I particularly like Flyn's final response. 🙂
Design education for me is a topic I feel quite passionate about. I didn't complete a Design degree. The universities I applied to didn't think my submission/application was up to standard and never offered me a place in their courses.
The irony of being asked to do guest lectures many years later, isn't lost on me.
I studied Art and Design at TAFE and then went on to do an Advertising degree at university which taught me I didn't want to work in the advertising industry. I started a Masters but opted out half way through.
That world simply wasn't for me.
I'm a Designer at heart, albeit one that is entrepreneurial and I embrace the digital world we live in. I won't chase technology but I'll pay attention to how, and why we use it in our lives.
In my opinion, mentorship is the best education anyone can receive towards becoming a creative leader. Tools can be self taught but great creativity, great design, communication and creative leadership is best learned from those that have experienced it.
Those who have have tried and failed - and those that have at times succeeded.
I've learned so much from an hour spent over food and coffee with a colleague than I have from academia.
I've learned so much from sharing my own thoughts and experiences than I have from reading a text book.
Now, I'm not saying I didn't learn 'anything' from academia. I've just learned 'more' from mentors than I have from it. This is simply my own experience — yours might differ.
Saying that — I'd be very happy for the next person who responds to a job advertised in my business to list their mentors on their CV.
Actually I'd love it if this was the norm on all CVs.
(I just stopped typing and spent 10minutes updating my CV).
My opinion though matters little in this conversation - as do Flyn's, Chris' and Nick's. It's an opinion and that's all it really is.
What struck me most was that this conversation was actually happening at all. That a small group of experienced professionals were willing to share this conversation publicly.
This I found to be the more profound part of the conversation.
What I witnessed was leadership of an industry debate an issue that simply isn't debated at all.
Academia (read: University and Tertiary education) is a business. Albeit, it's a business with limited capacity to cater for students due to resources, capability and funding restraints which means that some students miss out on a spot.
(Please don't play the 'we want to accept the best so we can place the best designers in the industry' card with me.
We both know it's much more complex than that now, don't we? 😉 🎻 🎻 )
Our industry is made up of a - excuse the cliche - tapestry of people with a wealth of experience that can easily be shared with anyone who wants to be a Designer.
Our industry is filled with potential mentors.
This, I believe is the best form of education for people who aspire to become leaders within our industry.
Mentorship. Guidance. Advice. Learning through failure and applied resilience. Learning from someone who has tried, failed and at times succeeded.

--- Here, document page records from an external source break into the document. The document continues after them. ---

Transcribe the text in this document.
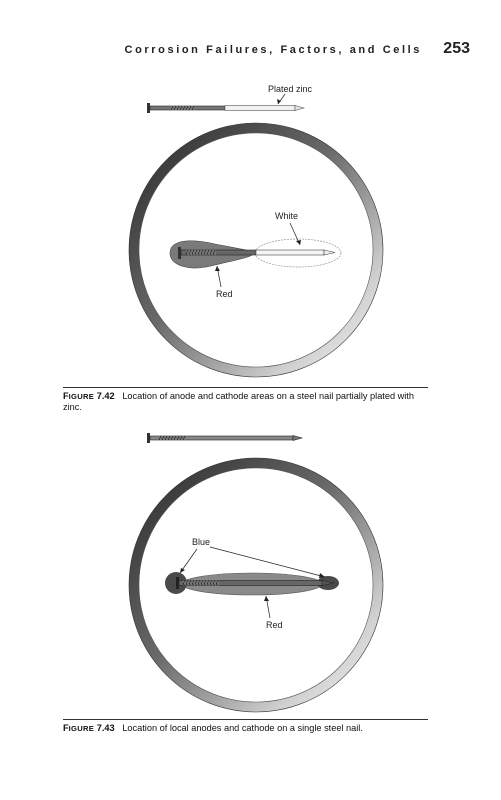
Corrosion Failures, Factors, and Cells 253
Plated zinc
White
Red
FIGURE 7.42 Location of anode and cathode areas on a steel nail partially plated with zinc.
Blue
Red
FIGURE 7.43 Location of local anodes and cathode on a single steel nail.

I admit I've never looked at where an applicant has studied or worked. It matters very little to me if it's UTS, Swinburne, Harvard or RMIT. This studio or that studio.
You're welcome to email my employees at hello@ if you don't believe me.
My interest is heightened when I see that someone has had a host of mentors that have taught them a healthy balance of strategic thinking and creativity — balanced with a practical, humble and respectful view of the world they live in.
This is the best form of design education.